If I could do the pattern matching, I could break it up to something more pleasant to the eye.
The rules for pattern matching are that if a variable X occurs in two subpatterns, as in {X, X}, or {X, [X]}, or similar, then they have to have the same value in both positions, but the matching of each subpattern is still done in the same input environment - bindings from one side do not carry over to the other. The equality check is conceptually done afterwards, as if you had matched on {X, X2} and added a guard X =:= X2. This means that your Length field in the tuple cannot be used as input to the binary pattern, not even if you make it the leftmost element.
However, within a binary pattern, variables bound in a field can be used in other fields following it, left-to-right.

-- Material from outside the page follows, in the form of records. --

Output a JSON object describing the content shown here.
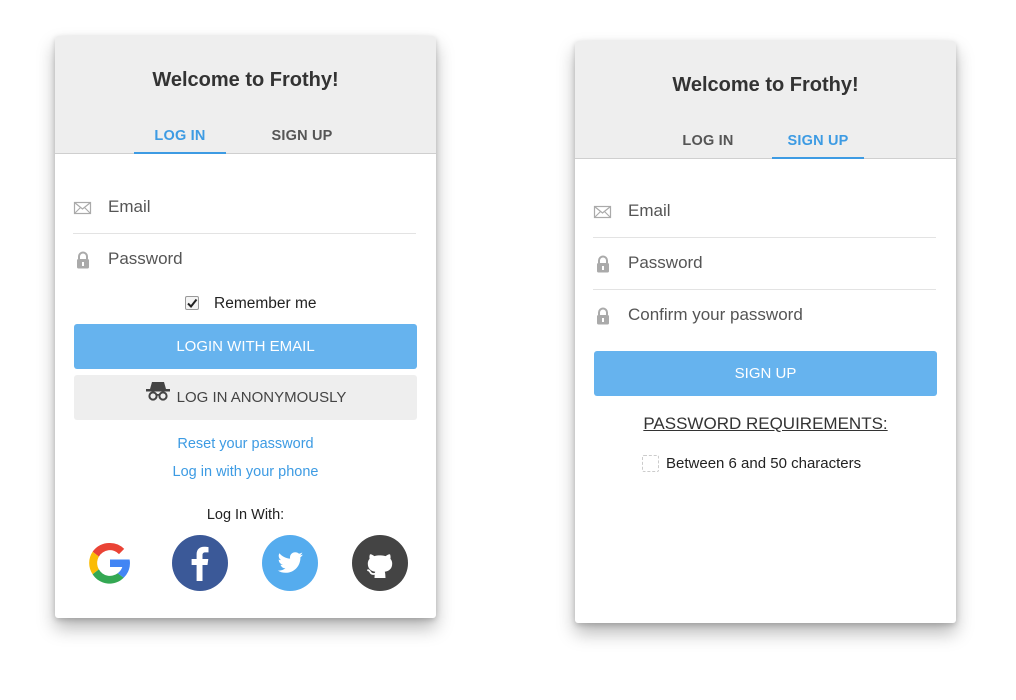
{
  "login_card": {
    "title": "Welcome to Frothy!",
    "tabs": [
      {
        "label": "LOG IN",
        "active": true
      },
      {
        "label": "SIGN UP",
        "active": false
      }
    ],
    "email_placeholder": "Email",
    "password_placeholder": "Password",
    "remember_me": {
      "label": "Remember me",
      "checked": true
    },
    "login_email_button": "LOGIN WITH EMAIL",
    "anonymous_button": {
      "label": "LOG IN ANONYMOUSLY",
      "icon": "spy-icon"
    },
    "reset_password_link": "Reset your password",
    "phone_login_link": "Log in with your phone",
    "social_heading": "Log In With:",
    "social_providers": [
      {
        "icon": "google-icon",
        "color": "#ffffff"
      },
      {
        "icon": "facebook-icon",
        "color": "#3b5998"
      },
      {
        "icon": "twitter-icon",
        "color": "#55acee"
      },
      {
        "icon": "github-icon",
        "color": "#444444"
      }
    ]
  },
  "signup_card": {
    "title": "Welcome to Frothy!",
    "tabs": [
      {
        "label": "LOG IN",
        "active": false
      },
      {
        "label": "SIGN UP",
        "active": true
      }
    ],
    "email_placeholder": "Email",
    "password_placeholder": "Password",
    "confirm_password_placeholder": "Confirm your password",
    "signup_button": "SIGN UP",
    "requirements_heading": "PASSWORD REQUIREMENTS:",
    "requirements": [
      {
        "label": "Between 6 and 50 characters",
        "met": false
      }
    ]
  },
  "colors": {
    "accent": "#3d9be3",
    "primary_button": "#66b3ee",
    "header_bg": "#eeeeee"
  }
}
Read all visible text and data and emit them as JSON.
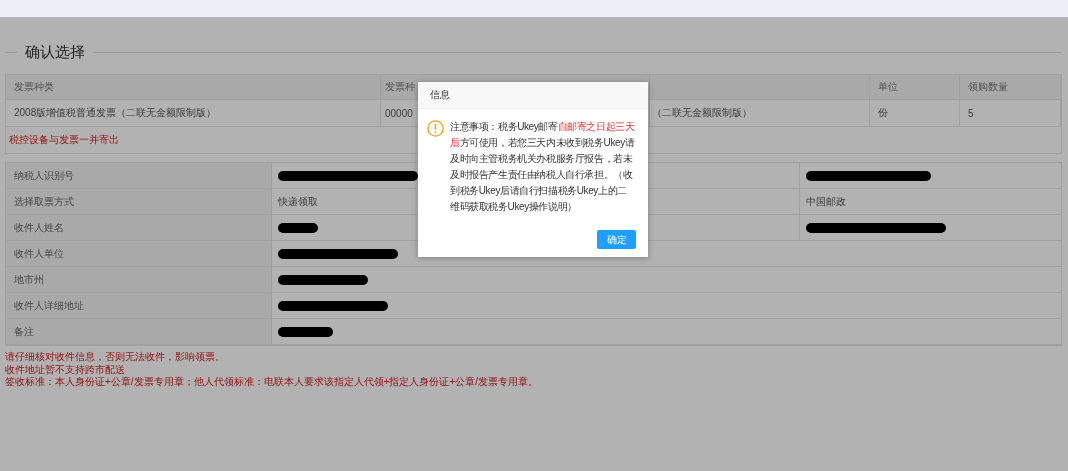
{
  "section_title": "确认选择",
  "invoice_table": {
    "columns": [
      {
        "label": "发票种类"
      },
      {
        "label": "发票种"
      },
      {},
      {
        "label": "单位"
      },
      {
        "label": "领购数量"
      }
    ],
    "rows": [
      {
        "cells": [
          "2008版增值税普通发票（二联无金额限制版）",
          "00000",
          "（二联无金额限制版）",
          "份",
          "5"
        ]
      }
    ]
  },
  "invoice_note": "税控设备与发票一并寄出",
  "form_rows": [
    {
      "label": "纳税人识别号",
      "value": {
        "kind": "redacted"
      },
      "right_value": {
        "kind": "redacted"
      }
    },
    {
      "label": "选择取票方式",
      "value": {
        "kind": "text",
        "text": "快递领取"
      },
      "right_value": {
        "kind": "text",
        "text": "中国邮政"
      }
    },
    {
      "label": "收件人姓名",
      "value": {
        "kind": "redacted"
      },
      "right_value": {
        "kind": "redacted"
      }
    },
    {
      "label": "收件人单位",
      "value": {
        "kind": "redacted"
      }
    },
    {
      "label": "地市州",
      "value": {
        "kind": "redacted"
      }
    },
    {
      "label": "收件人详细地址",
      "value": {
        "kind": "redacted"
      }
    },
    {
      "label": "备注",
      "value": {
        "kind": "redacted"
      }
    }
  ],
  "notes": [
    "请仔细核对收件信息，否则无法收件，影响领票。",
    "收件地址暂不支持跨市配送",
    "签收标准：本人身份证+公章/发票专用章；他人代领标准：电联本人要求该指定人代领+指定人身份证+公章/发票专用章。"
  ],
  "dialog": {
    "title": "信息",
    "message": [
      {
        "text": "注意事项：税务Ukey邮寄",
        "emphasis": false
      },
      {
        "text": "自邮寄之日起三天后",
        "emphasis": true
      },
      {
        "text": "方可使用，若您三天内未收到税务Ukey请及时向主管税务机关办税服务厅报告，若未及时报告产生责任由纳税人自行承担。（收到税务Ukey后请自行扫描税务Ukey上的二维码获取税务Ukey操作说明）",
        "emphasis": false
      }
    ],
    "button": "确定"
  }
}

Therefore, the following works (using a leading 32-bit size field in the binary):
1> <<Length:32, A:Length/binary, Rest/binary>> = <<0,0,0,3,1,2,3,4,5>>.
<<0,0,0,3,1,2,3,4,5>>
2> A.
<<1,2,3>>
3> Rest.
<<4,5>>
I've run into this before. There is some weirdness between what is happening inside binary syntax and what happens during unification (matching). I suspect that it is just that binary syntax and matching occur at different times in the VM somewhere (we don't know which Length is failing to get assigned -- maybe binary matching is always first in evaluation, so Length is still meaningless). I was once going to dig in and find out, but then I realized that I never really needed to solve this problem -- which might be why it was never "solved".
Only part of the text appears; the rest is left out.